Nelayan Trawl Batubara Nekat Terobos Perairan Sergai

M. Syafi’i bersama kapal trawl

TANJUNGBERINGIN-M24 | Nelayan kapal trawl asal Batubara, nekat menerobos perairan Sergai. Ini dilakukan karena di wilayahnya ikan sudah sulit untuk dijaring.

Kapal bermesin dongfeng 30 PK itu diamankan Satpolair Polres Sergai sekitar 2 mil dari bibir Pantai Merdeka, Desa Bagan Kuala, Kec Tanjung Beringin, Sergai Rabu (3/10) sekira pukul 12:45 WIB. Dari penangkapan itu diamankan 1 tekong dan 2 anak buah kapal (ABK) serta hasil tangkapan.

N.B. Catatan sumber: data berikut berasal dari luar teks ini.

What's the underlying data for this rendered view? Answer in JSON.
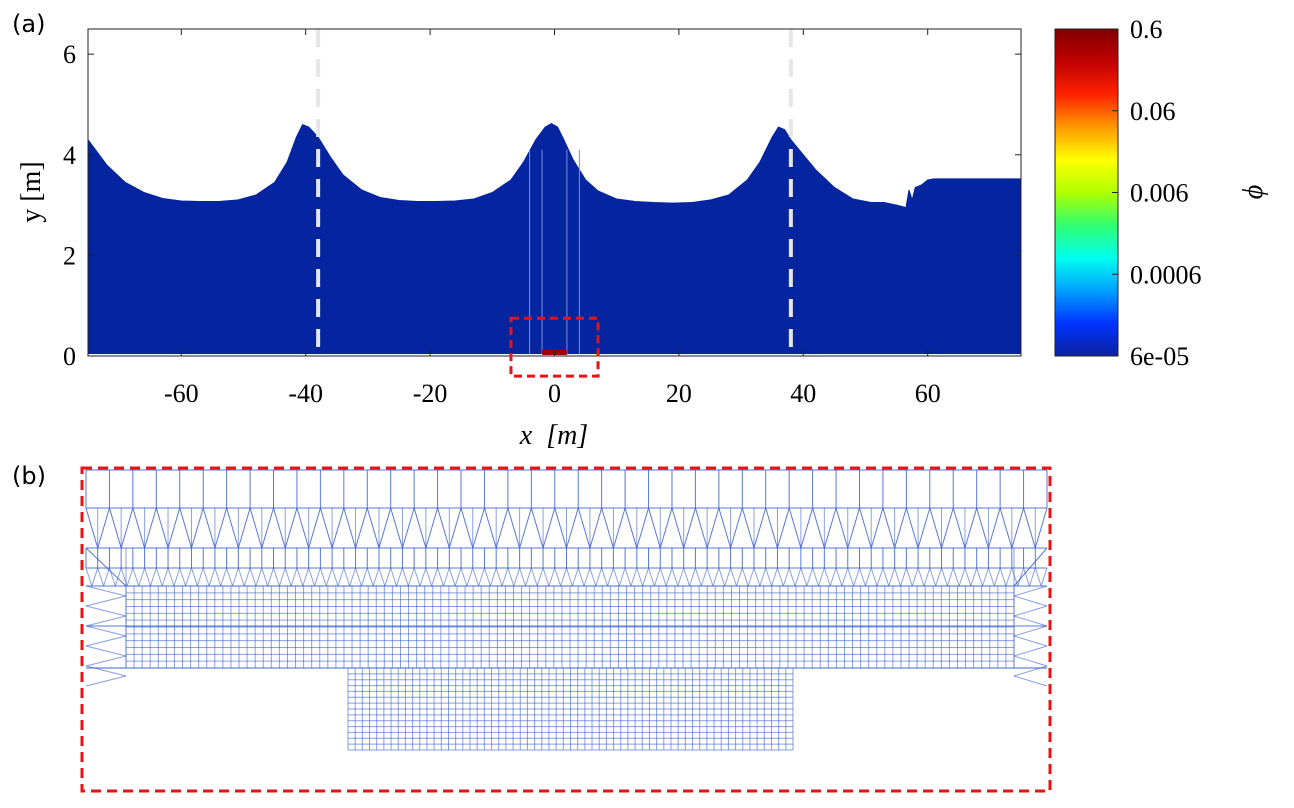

Informasi dihimpun M24, kapal dinakhodai M Syafi’i(32) warga Ling I Simpang Limun, Kel Pangkalan Dodek, Kec Medang Deras, Batubara bersama dua ABK yakni Anafi (36) dan Salman (17), keduanya warga Ling IV dan VI, Kel Medang Deras. Mereka melaut dari Batubara sekira pukul 05:00 WIB. Selanjutnya memasuki perairan Bedagai. Nelayan tradisional yang menangkap ikan di perairan itu melaporkan ke Sat Pol Air Polres Sergai.
Selanjutnya, petugas menggunakan kapal cepat KP2029 melakukan patroli di perairan Bedagai. Tepatnya di poisisi 03-33-150 LU dan 99-13-315 BT arah barat sekitar 2 mil dari bibir pantai, petugas memergoki kapal yang dinakhodai Safi’i. Kapal berikut barang bukti digiring ke dermaga Satpolair di Desa Tebing Tinggi, Tanjung Beringin.

Loading...

Syafi’i mengaku sudah 5 bulan menjadi nelayan trawl. Kapal itu merupakan milik bosnya. Ia mengatahui jika alat yang digunakannya melanggar Pasal 85 UU No. 45/2009 tentang perikanan. Dia tetap nekat menggunakan alat itu demi istri dan dua anaknya.
Ditambahkannya, di perairan Batubara ikan sudah tidak ada. Oleh sebab itu, mereka masuk ke perairan Bedagai. “Masih banyak nelayan Batubara pakai trawl, makanya saya berani,” ucapnya.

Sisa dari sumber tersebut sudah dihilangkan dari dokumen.